A kata is a form, a series of prescribed movements practiced with discipline until they become second nature. The student practices the kata relentlessly, not for its own sake, but so that in a real, unpredictable fight, they don’t have to think about what to do. The form becomes embodied.
The journey of a professional coach follows a similar path. We begin by learning the ‘kata’ of our profession. We practice these forms with our clients, session after session, internalizing the structure of a masterful conversation. The MCC, in many ways, is a recognition of a certain discipline in practicing this form.
But the ultimate purpose of mastering the kata is to be able to forget it.
The Zen framework for this is called ShuHaRi:
Obey the form. Break the form.
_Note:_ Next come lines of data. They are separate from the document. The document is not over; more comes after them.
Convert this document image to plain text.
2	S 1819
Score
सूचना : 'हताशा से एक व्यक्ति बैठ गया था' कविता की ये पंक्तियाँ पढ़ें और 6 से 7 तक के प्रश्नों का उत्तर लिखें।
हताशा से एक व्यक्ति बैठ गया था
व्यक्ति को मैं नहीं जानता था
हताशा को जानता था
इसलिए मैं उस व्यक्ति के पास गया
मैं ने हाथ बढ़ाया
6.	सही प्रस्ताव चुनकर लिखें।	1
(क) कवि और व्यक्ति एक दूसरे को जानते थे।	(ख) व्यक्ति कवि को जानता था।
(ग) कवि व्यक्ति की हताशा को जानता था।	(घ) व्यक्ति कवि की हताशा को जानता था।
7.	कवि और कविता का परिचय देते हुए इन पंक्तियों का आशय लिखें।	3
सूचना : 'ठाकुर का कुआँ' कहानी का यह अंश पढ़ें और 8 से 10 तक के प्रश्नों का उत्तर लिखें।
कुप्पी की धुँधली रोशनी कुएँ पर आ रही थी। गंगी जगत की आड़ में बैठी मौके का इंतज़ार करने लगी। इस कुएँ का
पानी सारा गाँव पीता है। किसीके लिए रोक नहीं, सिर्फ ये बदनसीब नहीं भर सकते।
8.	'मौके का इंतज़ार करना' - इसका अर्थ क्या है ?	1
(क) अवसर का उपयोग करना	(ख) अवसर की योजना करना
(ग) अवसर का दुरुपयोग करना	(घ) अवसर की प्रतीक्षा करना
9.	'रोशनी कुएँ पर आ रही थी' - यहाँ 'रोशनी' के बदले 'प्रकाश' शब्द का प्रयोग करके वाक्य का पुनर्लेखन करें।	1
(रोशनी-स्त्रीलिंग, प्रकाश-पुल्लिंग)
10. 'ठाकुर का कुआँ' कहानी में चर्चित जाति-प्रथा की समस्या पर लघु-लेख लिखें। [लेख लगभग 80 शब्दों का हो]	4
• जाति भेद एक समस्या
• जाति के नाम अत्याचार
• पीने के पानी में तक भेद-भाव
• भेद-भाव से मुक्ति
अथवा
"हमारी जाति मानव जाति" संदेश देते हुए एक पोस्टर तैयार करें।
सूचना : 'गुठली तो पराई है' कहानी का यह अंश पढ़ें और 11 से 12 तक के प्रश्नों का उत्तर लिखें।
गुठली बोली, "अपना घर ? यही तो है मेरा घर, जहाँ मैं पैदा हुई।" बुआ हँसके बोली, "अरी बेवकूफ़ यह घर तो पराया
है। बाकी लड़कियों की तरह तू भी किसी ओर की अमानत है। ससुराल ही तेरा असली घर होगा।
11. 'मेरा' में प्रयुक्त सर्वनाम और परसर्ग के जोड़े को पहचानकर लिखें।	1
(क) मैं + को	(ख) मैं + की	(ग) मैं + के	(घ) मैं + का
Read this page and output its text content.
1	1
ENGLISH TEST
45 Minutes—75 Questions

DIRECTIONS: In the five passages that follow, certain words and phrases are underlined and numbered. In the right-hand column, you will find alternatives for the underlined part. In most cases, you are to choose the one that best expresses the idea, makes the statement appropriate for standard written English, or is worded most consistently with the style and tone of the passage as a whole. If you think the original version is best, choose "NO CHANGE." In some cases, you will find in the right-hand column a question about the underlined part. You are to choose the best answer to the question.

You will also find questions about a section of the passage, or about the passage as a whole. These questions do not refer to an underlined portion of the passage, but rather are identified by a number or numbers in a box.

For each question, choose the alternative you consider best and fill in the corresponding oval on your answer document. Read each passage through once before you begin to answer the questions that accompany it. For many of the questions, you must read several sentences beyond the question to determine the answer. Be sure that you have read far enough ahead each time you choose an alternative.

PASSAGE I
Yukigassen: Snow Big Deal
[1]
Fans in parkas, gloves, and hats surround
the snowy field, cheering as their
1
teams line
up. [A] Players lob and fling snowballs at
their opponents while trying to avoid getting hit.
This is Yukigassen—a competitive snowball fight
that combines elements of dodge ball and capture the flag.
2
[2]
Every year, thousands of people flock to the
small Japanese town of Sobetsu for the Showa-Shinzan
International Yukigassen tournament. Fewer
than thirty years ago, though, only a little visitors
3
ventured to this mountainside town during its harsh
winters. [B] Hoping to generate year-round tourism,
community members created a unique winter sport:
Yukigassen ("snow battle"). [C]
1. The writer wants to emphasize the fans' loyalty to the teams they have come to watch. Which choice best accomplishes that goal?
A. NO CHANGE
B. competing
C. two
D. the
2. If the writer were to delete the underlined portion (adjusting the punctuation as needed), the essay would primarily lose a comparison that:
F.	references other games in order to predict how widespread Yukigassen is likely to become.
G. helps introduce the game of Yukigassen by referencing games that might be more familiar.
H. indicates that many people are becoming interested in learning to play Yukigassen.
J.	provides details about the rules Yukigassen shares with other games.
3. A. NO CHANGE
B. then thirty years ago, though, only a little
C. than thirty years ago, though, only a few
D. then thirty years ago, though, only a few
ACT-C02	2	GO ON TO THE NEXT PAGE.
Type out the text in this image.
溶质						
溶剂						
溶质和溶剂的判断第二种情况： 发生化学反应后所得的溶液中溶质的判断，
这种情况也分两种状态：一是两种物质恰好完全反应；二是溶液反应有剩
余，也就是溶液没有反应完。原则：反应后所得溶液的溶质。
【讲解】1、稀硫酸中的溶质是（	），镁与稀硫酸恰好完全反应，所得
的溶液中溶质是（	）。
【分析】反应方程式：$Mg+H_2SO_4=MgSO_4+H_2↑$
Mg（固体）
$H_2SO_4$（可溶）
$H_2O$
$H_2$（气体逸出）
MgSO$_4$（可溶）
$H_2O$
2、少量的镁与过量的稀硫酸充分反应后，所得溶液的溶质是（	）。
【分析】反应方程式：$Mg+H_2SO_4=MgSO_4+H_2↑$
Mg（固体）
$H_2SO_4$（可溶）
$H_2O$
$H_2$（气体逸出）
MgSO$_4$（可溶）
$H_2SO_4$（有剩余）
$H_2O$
Transcend the form.
The form is a container designed to build our capacity for formlessness. The real work of coaching happens in the unpredictable, and alive space between two human beings.
True mastery is not the perfect execution of the form. It is the quality of presence that allows us to respond to the client’s next move spontaneously, intuitively, and with a wisdom that no form can contain. The kata is the discipline that prepares us for the moment we must let it go.
This is the beautiful paradox of our work. The kata, mastered, does not vanish. It becomes invisible, absorbed into the very fabric of our presence. The discipline of the form gives birth to the freedom of the formless. It is the structure that allows us to finally stand in a place beyond all structure.
So I find myself in deep gratitude to my clients, who have trusted me to be their thinking partner, and to my own coaches, who have taught me both the form and the formless.